LEXINGTON, Ky. (LEX 18) — The trial for a social justice activist began Monday, more than two years after she was charged with five misdemeanor counts related to her alleged actions during Black Lives Matter protests in Lexington.
Sarah Williams, who became a vocal leader during those protests, is charged with inciting a riot, disorderly conduct, resisting arrest, possession of drug paraphernalia, and possession of marijuana.
Williams was one of at least a dozen protesters--including Williams' twin sister April Taylor--arrested and charged in June 2020. Williams is the sole defendant standing trial.
In his opening statement, Fayette County Attorney Larry Roberts took jurors back to June 2020, when he said Williams and Taylor used megaphones to guide the movement of the crowds. Roberts claimed Williams and Taylor rebuffed efforts by Lexington Police command staff to coordinate movements so officers could plan accordingly for traffic purposes.
"It became kind of a cat and mouse game," Roberts said.
Roberts said on the evening of June 13, police officers became "increasingly concerned" about safety at the department's headquarters on West Main Street. At the time, officers placed barriers outside the main door.
Roberts alleged that Williams became "accusatory of the police" for putting up the barriers. He suggested that her public denouncement of the barriers caused tension to heighten in the crowds. He outlined an incident when protesters cut zip ties to breach the barriers.

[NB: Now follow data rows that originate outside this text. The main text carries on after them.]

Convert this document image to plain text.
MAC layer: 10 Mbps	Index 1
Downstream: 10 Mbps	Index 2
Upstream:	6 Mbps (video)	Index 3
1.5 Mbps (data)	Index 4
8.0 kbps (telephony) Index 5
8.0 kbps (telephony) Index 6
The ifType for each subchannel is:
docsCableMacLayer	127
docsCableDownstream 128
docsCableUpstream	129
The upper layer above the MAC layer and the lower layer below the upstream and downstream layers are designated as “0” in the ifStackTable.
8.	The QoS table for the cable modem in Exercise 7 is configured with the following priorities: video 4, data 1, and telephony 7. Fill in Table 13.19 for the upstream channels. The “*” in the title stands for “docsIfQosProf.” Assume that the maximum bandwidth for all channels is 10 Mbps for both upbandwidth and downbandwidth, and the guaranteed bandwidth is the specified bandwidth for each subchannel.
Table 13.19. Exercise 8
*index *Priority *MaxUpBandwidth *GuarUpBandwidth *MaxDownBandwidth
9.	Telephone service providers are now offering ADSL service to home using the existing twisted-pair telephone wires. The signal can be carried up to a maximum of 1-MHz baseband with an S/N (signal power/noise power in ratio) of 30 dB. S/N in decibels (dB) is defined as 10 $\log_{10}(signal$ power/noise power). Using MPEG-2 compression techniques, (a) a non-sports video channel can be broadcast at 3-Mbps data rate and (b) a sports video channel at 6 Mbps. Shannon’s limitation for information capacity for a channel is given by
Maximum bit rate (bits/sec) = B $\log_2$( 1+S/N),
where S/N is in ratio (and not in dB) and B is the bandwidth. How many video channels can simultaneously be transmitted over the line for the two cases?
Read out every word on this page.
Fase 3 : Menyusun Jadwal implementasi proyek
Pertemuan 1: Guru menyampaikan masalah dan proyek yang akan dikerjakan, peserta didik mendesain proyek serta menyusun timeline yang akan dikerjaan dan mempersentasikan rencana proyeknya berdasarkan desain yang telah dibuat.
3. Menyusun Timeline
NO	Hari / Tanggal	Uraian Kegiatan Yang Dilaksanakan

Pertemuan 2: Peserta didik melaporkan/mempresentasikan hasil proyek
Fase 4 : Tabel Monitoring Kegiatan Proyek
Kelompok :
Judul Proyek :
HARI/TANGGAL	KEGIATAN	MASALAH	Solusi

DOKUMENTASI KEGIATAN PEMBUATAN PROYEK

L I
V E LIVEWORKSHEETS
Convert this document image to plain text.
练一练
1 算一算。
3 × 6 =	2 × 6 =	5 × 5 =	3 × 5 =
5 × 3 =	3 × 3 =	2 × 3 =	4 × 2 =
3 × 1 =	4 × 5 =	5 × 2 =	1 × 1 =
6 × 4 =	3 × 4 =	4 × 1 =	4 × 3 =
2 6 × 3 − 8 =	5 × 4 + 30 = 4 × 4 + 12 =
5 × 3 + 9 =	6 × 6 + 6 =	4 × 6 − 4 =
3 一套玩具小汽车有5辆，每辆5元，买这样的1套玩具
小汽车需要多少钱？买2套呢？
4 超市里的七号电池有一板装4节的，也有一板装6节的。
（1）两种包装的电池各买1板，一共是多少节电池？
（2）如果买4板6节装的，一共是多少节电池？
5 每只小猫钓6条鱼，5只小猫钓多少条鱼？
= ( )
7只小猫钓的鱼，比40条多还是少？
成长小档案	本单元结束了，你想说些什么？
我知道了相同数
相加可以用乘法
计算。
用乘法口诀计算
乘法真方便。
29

While Roberts laid out his opening arguments, he stopped at times to make concessions.
"There's no suggestion in this case that Ms. Williams or her sister participated in any acts of damage or injury to any people," Roberts acknowledged.
Daniel Whitley, Williams' defense attorney, seized on those comments in his opening argument.
"This is about someone not agreeing with a political free speech and figuring out creative ways to punish it," Whitley argued. "Ms. Williams, in my opinion--and I think the evidence shows--is somewhat of a political prisoner."
Whitley argued that Williams has been targeted for her past comments about contract negotiations between the city of Lexington and the Fraternal Order of Police.
"This case is not about Ms. Williams being unpleasant or rocking your horse town's political climate," Whitley said. "This was about Ms. Williams and the FOP."
Shortly after open arguments wrapped up, Judge John Tackett motioned toward the gallery, where April Taylor was sitting.
LEX 18 crews saw Taylor approach the bench, along with lawyers on both sides, before quickly walking away, voicing her frustration at Roberts.
We later learned Judge Tackett informed Taylor that she was issued a subpoena by Roberts' office to testify against her sister.
William Davis, Taylor's lawyer, later confirmed to LEX 18 that he was also caught off guard by the subpoena.
The subpoena will be at the heart of a hearing before the trial resumes Tuesday. Davis and Williams' defense attorney will attempt to get the subpoena dismissed.
After the first day of the trial ended, Williams told LEX 18 that she felt good. When asked about the subpoena given to her sister, Williams said she believes Taylor would invoke her fifth amendment right if compelled to testify.